We were fortunate to meet Ryan at the beginning of his first semester in the Master of Science Cybersecurity Engineering program at Drexel University. His enthusiasm, energy and entrepreneurial spirit have been evident in his actions throughout his academic career. During Ryan’s intense final semester of law school, he established the Cyber Security Law Society of Philadelphia (at Drexel Law) which, within its first few months, presented a conference in Washington, D.C., that featured IT professionals from around the world.
And did we mention that Ryan already has two undergraduate degrees in addition to his law degree? So naturally, we wanted to chat with him about his ambitious path, unique career goals, and the impetuous behind creating the CSLSP at Drexel Law.
You just completed your Juris Doctorate, so why now add a Masters in Cybersecurity to your C.V.?
I want to remedy the disconnect between a company’s business, IT and law departments. Communication and collaboration between these three areas of a company are essential to the integrity and efficacy of its cybersecurity.
With my business background, I recognized this disconnect and the subsequent niche-need emerging in cyber, so I wanted ‘in’ as early as possible. Adding a Master of Science in Cybersecurity Engineering will give me flexibility to move throughout the industry to serve as a strategic partner and liaison between business, information technology and legal departments.
Did you know this was going to be your path from the start?
I wish I could say that I had the foresight and plotted this path from the-get-go, but it wasn’t until my second internship at the District Attorney’s office, that I began to realize that litigation wasn’t my passion.
Around the same time, I was taking a cybercrime course in law school and it clicked that cybersecurity and the crime that follows is the future, so I was going to figure-out how to get involved. Blazing an uncharted career path like this excited the entrepreneur in me, and with my law degree and future MS degree, it was really a no-brainer.
Why did you start the Cyber Security Law Society?
Being able to break down the barriers between the business, IT and legal departments is a valuable expertise. The ability to ‘speak the language’ of each camp and facilitate communication between them is unique— even though it’s critical to a company’s cybersecurity plan.
I wanted to introduce and foster this skill in others, and law students need to know there are opportunities other than being a traditional lawyer.
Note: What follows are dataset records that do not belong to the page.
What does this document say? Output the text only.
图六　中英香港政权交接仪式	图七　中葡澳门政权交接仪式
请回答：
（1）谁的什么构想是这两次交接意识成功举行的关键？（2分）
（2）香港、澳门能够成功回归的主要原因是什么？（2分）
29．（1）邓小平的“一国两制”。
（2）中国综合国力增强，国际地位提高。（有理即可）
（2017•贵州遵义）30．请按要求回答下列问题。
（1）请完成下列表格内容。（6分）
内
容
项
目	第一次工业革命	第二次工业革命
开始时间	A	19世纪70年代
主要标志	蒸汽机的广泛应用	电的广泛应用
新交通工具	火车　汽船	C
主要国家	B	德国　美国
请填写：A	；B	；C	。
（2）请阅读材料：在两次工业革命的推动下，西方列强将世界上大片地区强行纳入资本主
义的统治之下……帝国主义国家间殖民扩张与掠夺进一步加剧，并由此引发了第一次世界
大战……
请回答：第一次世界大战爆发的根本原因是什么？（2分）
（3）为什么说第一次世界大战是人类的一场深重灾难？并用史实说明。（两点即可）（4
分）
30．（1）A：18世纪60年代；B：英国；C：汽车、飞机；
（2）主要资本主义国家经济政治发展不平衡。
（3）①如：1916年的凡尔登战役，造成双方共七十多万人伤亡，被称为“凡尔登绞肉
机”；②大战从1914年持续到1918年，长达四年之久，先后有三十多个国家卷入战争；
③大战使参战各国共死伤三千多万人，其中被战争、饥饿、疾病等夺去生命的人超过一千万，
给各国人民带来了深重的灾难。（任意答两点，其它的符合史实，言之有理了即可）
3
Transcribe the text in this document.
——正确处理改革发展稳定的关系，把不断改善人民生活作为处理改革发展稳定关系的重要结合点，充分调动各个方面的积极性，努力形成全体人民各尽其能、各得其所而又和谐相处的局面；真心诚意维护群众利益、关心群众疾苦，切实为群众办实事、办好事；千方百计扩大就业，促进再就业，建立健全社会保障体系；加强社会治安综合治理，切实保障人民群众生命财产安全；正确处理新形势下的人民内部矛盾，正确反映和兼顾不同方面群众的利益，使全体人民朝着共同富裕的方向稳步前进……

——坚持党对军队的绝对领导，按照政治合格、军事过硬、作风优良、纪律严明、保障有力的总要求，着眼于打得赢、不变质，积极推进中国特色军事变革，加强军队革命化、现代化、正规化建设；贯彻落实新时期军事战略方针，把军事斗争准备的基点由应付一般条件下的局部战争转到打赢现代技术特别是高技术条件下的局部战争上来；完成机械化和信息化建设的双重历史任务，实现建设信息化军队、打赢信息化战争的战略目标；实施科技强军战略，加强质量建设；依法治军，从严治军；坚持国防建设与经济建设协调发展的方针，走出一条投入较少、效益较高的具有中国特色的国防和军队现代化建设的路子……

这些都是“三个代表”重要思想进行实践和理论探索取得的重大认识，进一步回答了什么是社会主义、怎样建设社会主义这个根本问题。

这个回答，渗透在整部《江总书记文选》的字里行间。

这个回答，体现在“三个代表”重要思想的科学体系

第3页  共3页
Initially, it was just me and my Drexel faculty moderator Paul Flanagan, but within the first eight months the society grew to 20 members.
Also, professional groups bring legitimacy to interests. And being that this role is essentially a ‘unicorn’— nonexistent in the world of cyber— credibility is essential. That said, the CSLS is designed to start the conversation about this niche liaison need in cybersecurity, why it’s important, and how to fill it.
What’s the purpose of the CSLS and what does it offer participants?
The Cyber Security Law Society tracks industry trends and issues with the help of Drexel University’s Dean of the Thomas R. Kline School of Law, Daniel Filler. Currently comprised of mainly law students, the CSLS provides industry opportunities, as well as resources and educational opportunities, including internships, writing samples and mentors.
Shortly after I founded the society, we presented our first one-day conference, ‘The Universe in an Ever-Evolving Digital Ecosystem,’ which was held in Washington, D.C. This inaugural event featured presentations by seasoned IT professionals and educators from the Drexel School of Law, XPAN Law Group, LLC, Kaiser Permanente, and KLDiscovery.
Ryan's tenacity, capabilities, education and community efforts have helped him quickly find his niche in the cybersecurity industy. He's now a Data Privacy and Cyber Strategy Consultant at Layer 8 Security, LLC.